Components plants that produce axles, transmissions and engines are VW's greatest drag. Unlike most European automakers, VW still makes 40 percent of its components.

Selling the parts plants would have accounted for nearly half of VW's previously announced 20,000 job cuts. German plants under consideration were Braunschweig, Salzgitter and Kassel.

Cutting the deal

Behind the scenes, the deal came about only after extensive arm-twisting within the supervisory board. In the final hours before Pischetsrieder's contract became public, the dealing was fierce.

The union source said the supervisory board meeting at the Hamburg hotel started nearly three hours later than anticipated so the unions could cut a deal with management.

The board split up into meetings of two groups: unions and management. The management side agreed to support Pischetsrieder. The unions insisted on a guarantee of job protection if they were to provide unanimous support. Ultimately, the compromise on components plants was reached.

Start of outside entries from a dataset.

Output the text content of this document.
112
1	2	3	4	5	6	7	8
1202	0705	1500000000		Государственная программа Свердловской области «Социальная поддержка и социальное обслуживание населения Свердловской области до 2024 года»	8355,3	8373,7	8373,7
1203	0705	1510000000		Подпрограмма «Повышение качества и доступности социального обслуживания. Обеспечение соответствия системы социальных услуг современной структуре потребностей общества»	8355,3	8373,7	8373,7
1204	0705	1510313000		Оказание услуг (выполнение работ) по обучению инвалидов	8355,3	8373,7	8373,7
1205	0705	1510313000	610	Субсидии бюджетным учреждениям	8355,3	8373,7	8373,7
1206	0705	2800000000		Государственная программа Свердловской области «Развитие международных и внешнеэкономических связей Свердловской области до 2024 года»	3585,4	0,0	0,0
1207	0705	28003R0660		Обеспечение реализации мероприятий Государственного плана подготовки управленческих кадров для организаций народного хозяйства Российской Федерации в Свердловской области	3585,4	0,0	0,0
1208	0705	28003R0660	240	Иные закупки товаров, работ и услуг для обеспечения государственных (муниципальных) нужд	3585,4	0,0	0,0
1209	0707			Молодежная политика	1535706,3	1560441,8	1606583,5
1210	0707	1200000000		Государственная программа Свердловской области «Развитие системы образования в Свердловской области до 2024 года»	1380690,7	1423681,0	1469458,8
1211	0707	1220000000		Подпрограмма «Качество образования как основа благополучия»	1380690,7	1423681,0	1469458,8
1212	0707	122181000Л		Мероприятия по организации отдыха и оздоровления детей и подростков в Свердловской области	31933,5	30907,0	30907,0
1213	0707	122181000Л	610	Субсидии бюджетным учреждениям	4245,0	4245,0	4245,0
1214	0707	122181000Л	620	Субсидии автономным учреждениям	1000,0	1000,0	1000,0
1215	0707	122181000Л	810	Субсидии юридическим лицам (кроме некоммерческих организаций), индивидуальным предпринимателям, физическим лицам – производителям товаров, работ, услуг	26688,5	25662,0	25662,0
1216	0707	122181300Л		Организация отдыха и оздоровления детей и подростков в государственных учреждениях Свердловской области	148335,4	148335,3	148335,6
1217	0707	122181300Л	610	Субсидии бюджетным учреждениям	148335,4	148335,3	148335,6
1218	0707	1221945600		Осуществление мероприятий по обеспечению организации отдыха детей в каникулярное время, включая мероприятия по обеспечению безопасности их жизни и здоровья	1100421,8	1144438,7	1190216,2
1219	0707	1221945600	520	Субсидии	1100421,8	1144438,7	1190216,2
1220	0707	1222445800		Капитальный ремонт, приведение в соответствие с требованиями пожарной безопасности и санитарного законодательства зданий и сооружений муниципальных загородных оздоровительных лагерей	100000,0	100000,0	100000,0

The decision likely means a softening of the cuts that VW brand Chairman Wolfgang Bernhard promised to make when he accepted his position last spring.

And it could prevent VW from achieving its financial targets. Last month VW reported that its first-quarter profit rose to 327 million euros ($417.8 million). VW plans to more than triple pretax profit to about $6.5 billion by 2008.

Some analysts say those targets are unrealistic if components plants are not closed.

"What the company is predicting is a historical peak in margins when they are at the trough in their product cycle," said analyst Ellinghorst. "That is something no company has achieved in this industry."